How to Create Your Investing Strategy

Now that I’ve come this far in my investing journey, it’s time to compile everything I’ve learned into my very own investing strategy!

When I started this blog, I knew it was always my intention to write down what my financial goals are and how I want to achieve them. My two touchstone resources for this process are AAII’s “A Lifetime Investment Strategy” guide and an interview that AAII Journal editor Charles Rotblut did with professor Harold Pollack.

In AAII’s “A Lifetime Investment Strategy,” I learned that any investment strategy should have “a clearly defined objective” and “a specified time horizon.” Seems simple enough, right?

In my introduction to this blog, my objective was to “invest in better natural energy sources and learn how to invest for an early retirement so that I can follow my parents’ example and pursue other passions.” I’m not sure about that early retirement anymore, but I definitely want to continue investing in the index ETFs I found that aren’t killing the earth (the market seems to be going up again, and I’m seeing some green arrows on my Schwab account!).

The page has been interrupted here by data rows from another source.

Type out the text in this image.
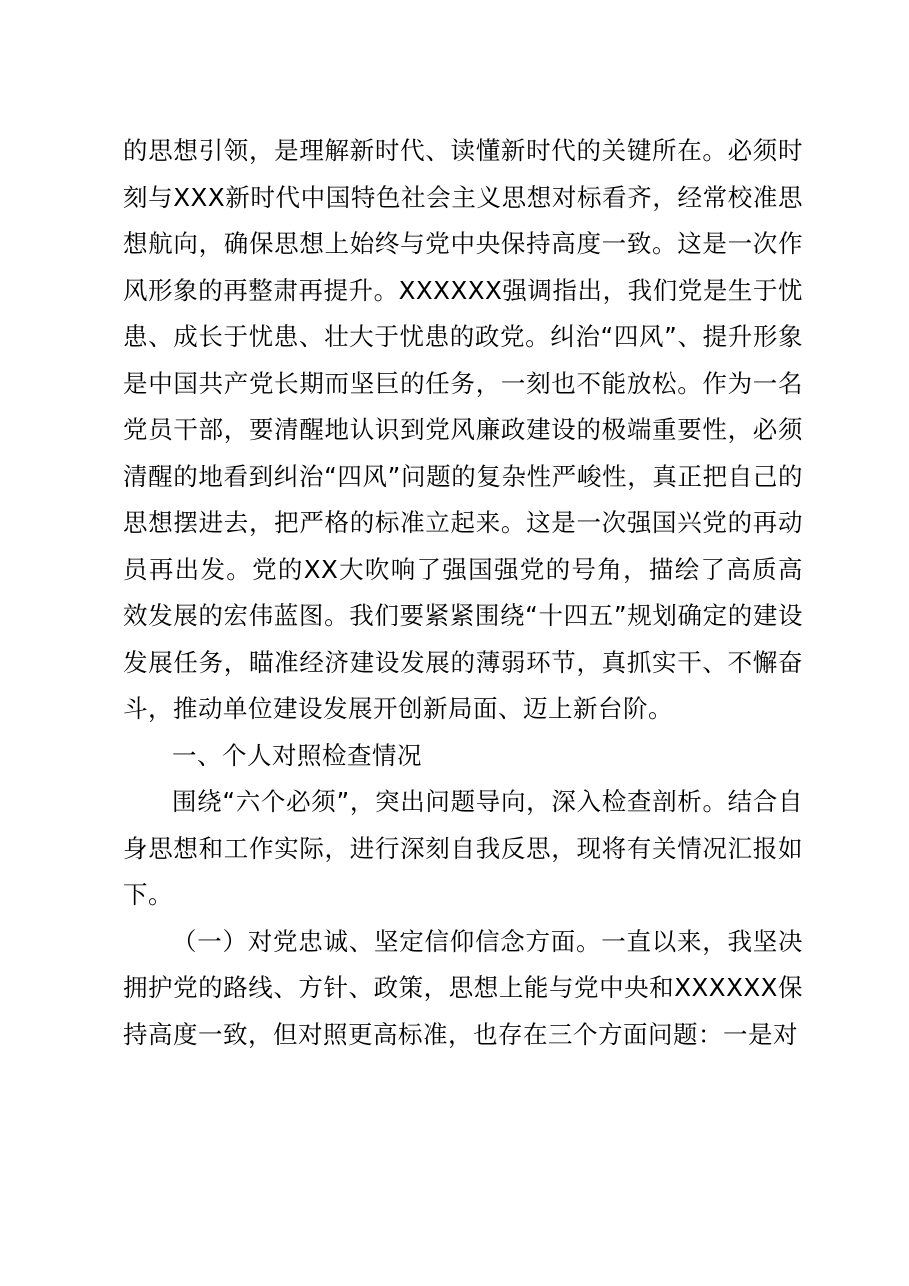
的思想引领，是理解新时代、读懂新时代的关键所在。必须时刻与XXX新时代中国特色社会主义思想对标看齐，经常校准思想航向，确保思想上始终与党中央保持高度一致。这是一次作风形象的再整肃再提升。XXXXXX强调指出，我们党是生于忧患、成长于忧患、壮大于忧患的政党。纠治“四风”、提升形象是中国共产党长期而坚巨的任务，一刻也不能放松。作为一名党员干部，要清醒地认识到党风廉政建设的极端重要性，必须清醒的地看到纠治“四风”问题的复杂性严峻性，真正把自己的思想摆进去，把严格的标准立起来。这是一次强国兴党的再动员再出发。党的XX大吹响了强国强党的号角，描绘了高质高效发展的宏伟蓝图。我们要紧紧围绕“十四五”规划确定的建设发展任务，瞄准经济建设发展的薄弱环节，真抓实干、不懈奋斗，推动单位建设发展开创新局面、迈上新台阶。

一、个人对照检查情况

围绕“六个必须”，突出问题导向，深入检查剖析。结合自身思想和工作实际，进行深刻自我反思，现将有关情况汇报如下。

（一）对党忠诚、坚定信仰信念方面。一直以来，我坚决拥护党的路线、方针、政策，思想上能与党中央和XXXXXX保持高度一致，但对照更高标准，也存在三个方面问题：一是对
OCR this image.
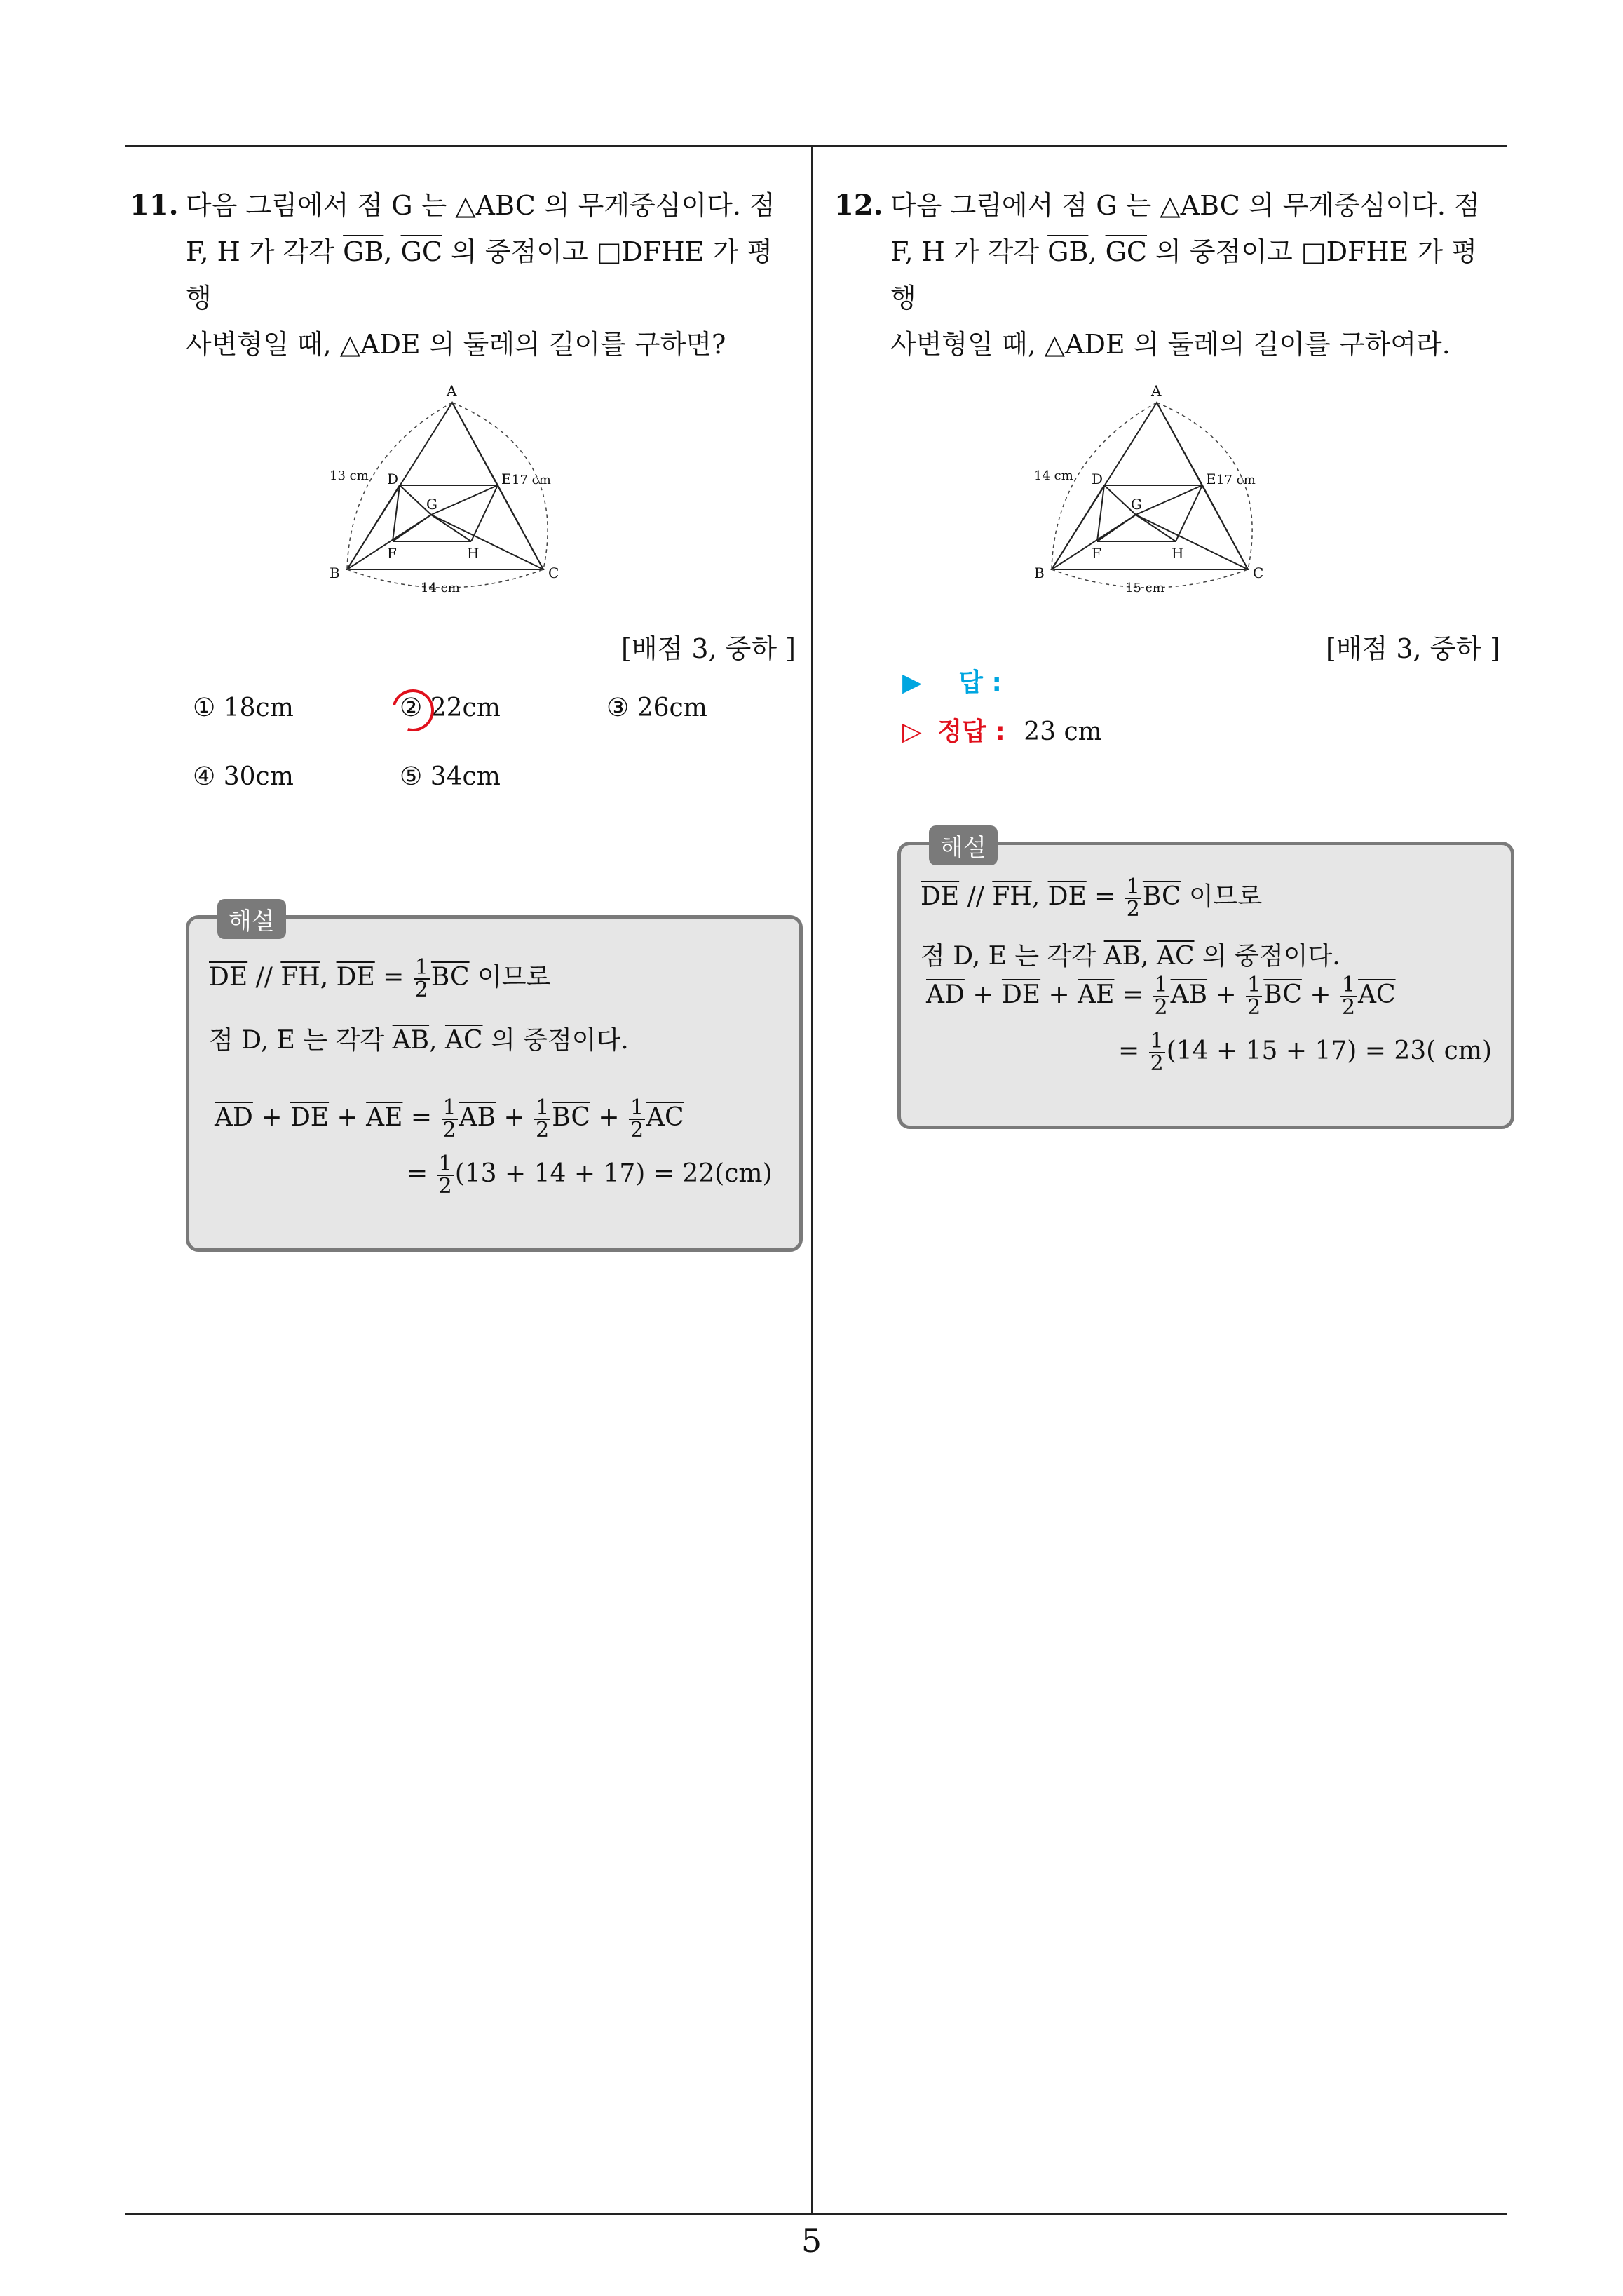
11. 다음 그림에서 점 G 는 △ABC 의 무게중심이다. 점
F, H 가 각각 $\overline{GB}$, $\overline{GC}$ 의 중점이고 □DFHE 가 평행
사변형일 때, △ADE 의 둘레의 길이를 구하면?
A
B	C
D	E
F
G
H
13 cm	17 cm
14 cm
[배점 3, 중하 ]
① 18cm	② 22cm	③ 26cm
④ 30cm	⑤ 34cm
해설
$\overline{DE} // \overline{FH}$, $\overline{DE} = \frac{1}{2} \overline{BC}$ 이므로
점 D, E 는 각각 $\overline{AB}$, $\overline{AC}$ 의 중점이다.
$\overline{AD} + \overline{DE} + \overline{AE} = \frac{1}{2} \overline{AB} + \frac{1}{2} \overline{BC} + \frac{1}{2} \overline{AC}$
= $\frac{1}{2} (13 + 14 + 17) = 22(cm)$
12. 다음 그림에서 점 G 는 △ABC 의 무게중심이다. 점
F, H 가 각각 $\overline{GB}$, $\overline{GC}$ 의 중점이고 □DFHE 가 평행
사변형일 때, △ADE 의 둘레의 길이를 구하여라.
A
B	C
D	E
F
G
H
14 cm	17 cm
15 cm
[배점 3, 중하 ]
▶ 답 :
▷ 정답 : 23 cm
해설
$\overline{DE} // \overline{FH}$, $\overline{DE} = \frac{1}{2} \overline{BC}$ 이므로
점 D, E 는 각각 $\overline{AB}$, $\overline{AC}$ 의 중점이다.
$\overline{AD} + \overline{DE} + \overline{AE} = \frac{1}{2} \overline{AB} + \frac{1}{2} \overline{BC} + \frac{1}{2} \overline{AC}$
= $\frac{1}{2} (14 + 15 + 17) = 23$( cm)
5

My time horizon is a bit fuzzy, given the state of the world, but I know I want to invest for the long term. Doing so means that I don’t have to constantly worry about how much my investments are making; I can just ride out the market no matter what state it’s in and know that eventually my money will make money. AAII defines the long term as “a time horizon of at least five years. No one should embark on a long-term investment strategy if they are going to need their investable assets in less than five years.” Works for me!

Other lessons from “A Lifetime Investment Strategy” include diversification to reduce risk, categories of investment strategies and the different stages of wealth accumulation.

I remember that when Pollack’s AAII Journal interview “Beyond the Index Card: Implementing the Advice of the Financial Experts” was published, some AAII members thought it was too simple. But thankfully, simple is what this blog is all about! Pollack’s strategy for getting his own finances together in his 40s could be written on an index card. To some this was much too reductive, but to me this was revolutionary!

Inspired by Pollack, here’s my investing strategy on an index card:


Now that I’m contributing to my retirement account, I want to increase that contribution along with my income. I don’t want to be too specific here, as the percentage increase in contribution will be dependent on the percentage increase in my income. Investing in sustainable companies is also a high priority for me, including whether the company itself is using and creating sustainable products and can offer sustainable investment returns.

When it comes to saving, my current budget calls for saving 20% of my income and I’d like to continue doing so. Since I have a few savings accounts now, I need rules to go along with them. My regular bank savings account is just for emergency savings, so when the balance on that account is over $10,000, the rest should be in one of my high-yield savings accounts or invested.

My credit card has been such an important addition to my personal finance arsenal, and I’ve come up with a system to pay it off twice a month whenever my paycheck comes in so that I don’t have to think too much about my balance for the rest of the month.

When I first moved out on my own, I made a deal with myself to never have a monthly rent payment that was equal to or greater than a single paycheck. I knew I wouldn’t be able to live the life I wanted if half of my income was going to just rent. So far, I’ve managed to make this work by setting hard limits on how much my rent can be when looking for future living situations.

Last but not least, my latest blog post discussed donations as an investment and why I’m passionate about them—so passionate that they made it on the index card! You’ll notice that there are some empty lines on the index card. I want to leave some room for me and my strategy to grow and change together. So whenever I feel the need to alter my strategy, if I’m ever comfortable investing in stocks, or if I ever work with a financial adviser, I can work these changes into my index card.

I hope you find this a helpful starting point for thinking about your own investing strategy and how you want to manage your finances over the rest of your lifetime! (No pressure!)